De komende maanden zal de onderzoeker op dit project, Daan Muntinga, proberen een aantal verschillende scenario’s te formuleren over de toekomst van het merk en merkmanagement. Dit zal hij doen aan de hand van vragenlijsten, interviews, focusgroepen, participerende observaties en wetenschappelijke inzichten. Maar het startte allemaal met een debat.
Vijf stellingen
Als kick-off van dit project vond er op maandag 28 oktober namelijk een besloten debat plaats in De Balie in Amsterdam. Onder leiding van Maarten Bouwhuis (BNR/RTL-Z) debatteerden Arlette Warmerdam (IBM), Frank Houben (KLM), Nico Rijkhoff (Ziggo), Joost Augusteijn (Rabobank), Herberth Samsom (InShared) en Tijs Timmerman (Heineken) – aangevuld met zo’n 30 andere marketeers, communicatieverantwoordelijken en adviseurs – twee uur lang over vijf prikkelende stellingen. In de komende vijf weken zullen wij op swocc.nl aan elk van deze stellingen een blog wijden. Deze blogs worden geschreven door Daan Muntinga.

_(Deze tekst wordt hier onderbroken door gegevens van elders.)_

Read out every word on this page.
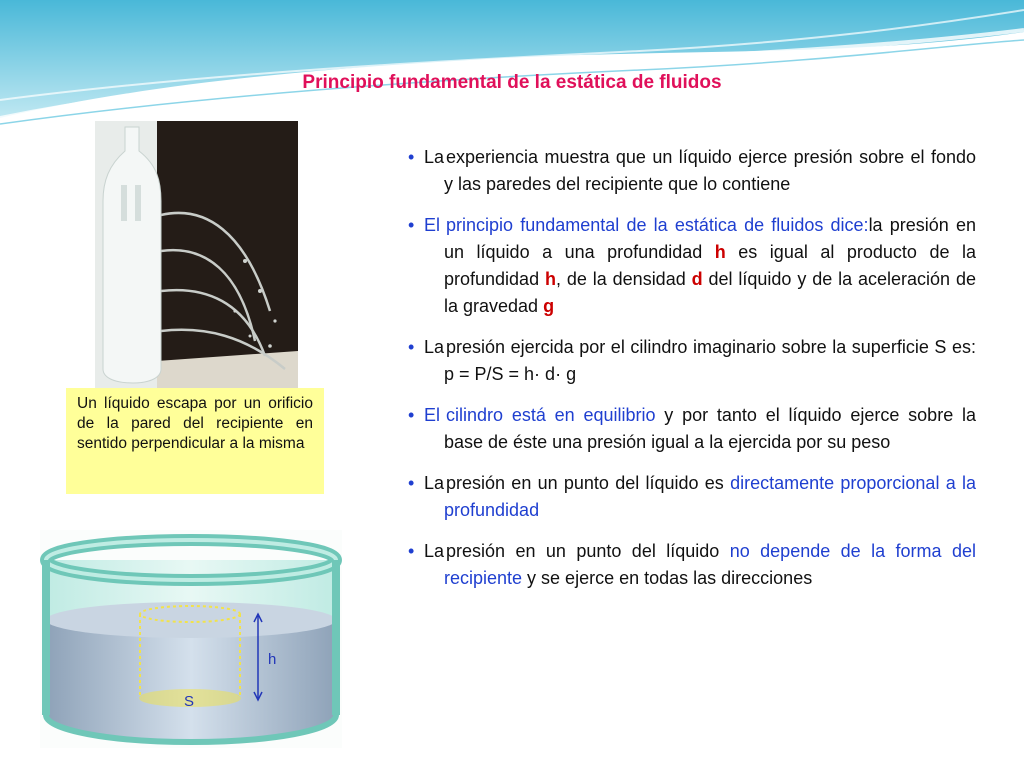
Principio fundamental de la estática de fluidos
Un líquido escapa por un orificio de la pared del recipiente en sentido perpendicular a la misma
h
S
• La experiencia muestra que un líquido ejerce presión sobre el fondo y las paredes del recipiente que lo contiene
• El principio fundamental de la estática de fluidos dice:la presión en un líquido a una profundidad h es igual al producto de la profundidad h, de la densidad d del líquido y de la aceleración de la gravedad g
• La presión ejercida por el cilindro imaginario sobre la superficie S es: p = P/S = h· d· g
• El cilindro está en equilibrio y por tanto el líquido ejerce sobre la base de éste una presión igual a la ejercida por su peso
• La presión en un punto del líquido es directamente proporcional a la profundidad
• La presión en un punto del líquido no depende de la forma del recipiente y se ejerce en todas las direcciones
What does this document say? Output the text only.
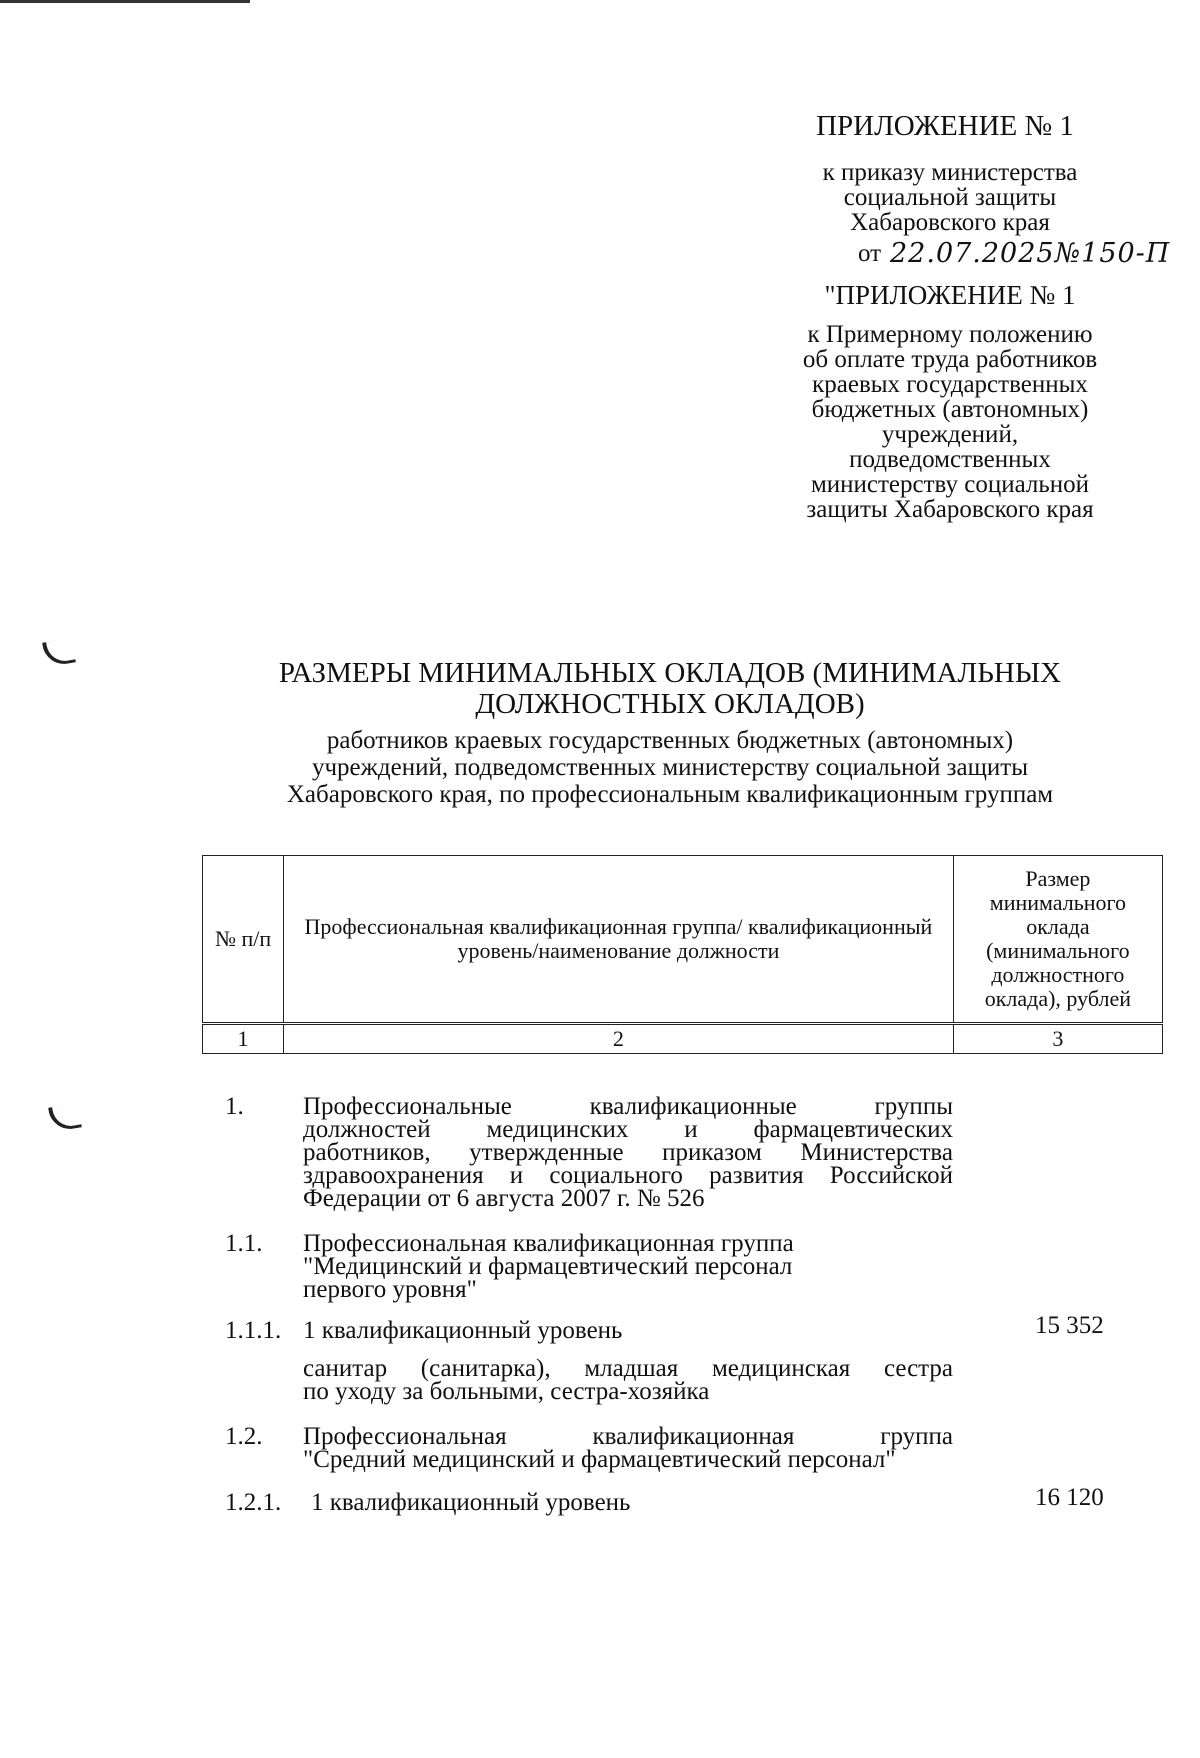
ПРИЛОЖЕНИЕ № 1
к приказу министерства
социальной защиты
Хабаровского края
от 22.07.2025№150-П
"ПРИЛОЖЕНИЕ № 1
к Примерному положению
об оплате труда работников
краевых государственных
бюджетных (автономных)
учреждений,
подведомственных
министерству социальной
защиты Хабаровского края
РАЗМЕРЫ МИНИМАЛЬНЫХ ОКЛАДОВ (МИНИМАЛЬНЫХ
ДОЛЖНОСТНЫХ ОКЛАДОВ)
работников краевых государственных бюджетных (автономных)
учреждений, подведомственных министерству социальной защиты
Хабаровского края, по профессиональным квалификационным группам
№ п/п	Профессиональная квалификационная группа/ квалификационный уровень/наименование должности	Размер минимального оклада (минимального должностного оклада), рублей
1	2	3
1. Профессиональные квалификационные группы
должностей медицинских и фармацевтических
работников, утвержденные приказом Министерства
здравоохранения и социального развития Российской
Федерации от 6 августа 2007 г. № 526
1.1. Профессиональная квалификационная группа
"Медицинский и фармацевтический персонал
первого уровня"
1.1.1. 1 квалификационный уровень	15 352
санитар (санитарка), младшая медицинская сестра
по уходу за больными, сестра-хозяйка
1.2. Профессиональная квалификационная группа
"Средний медицинский и фармацевтический персонал"
1.2.1. 1 квалификационный уровень	16 120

De eerste stelling gaat over de ‘actieve consument’. De consument beschikt over de middelen om actief te zoeken en bewust te kiezen en bepaalt zelf wanneer, waar en hoe er gecommuniceerd wordt. Deze actieve consument wordt vaak grote invloed toegedicht. Maar heeft hij dit ook? Stelling 1 luidt:
De invloed van de actieve consument wordt sterk overdreven in ons vak.
Herberth Samsom, oprichter van InShared, is het oneens met deze stelling: “De laatste tien jaar is de coming-out van de consument. Wij moeten heel goed luisteren naar wat wij naar de consument kunnen brengen en wat hij er van vindt. Als je daar niet naar luistert, dan gaat het fout met je bedrijf en met je merk.”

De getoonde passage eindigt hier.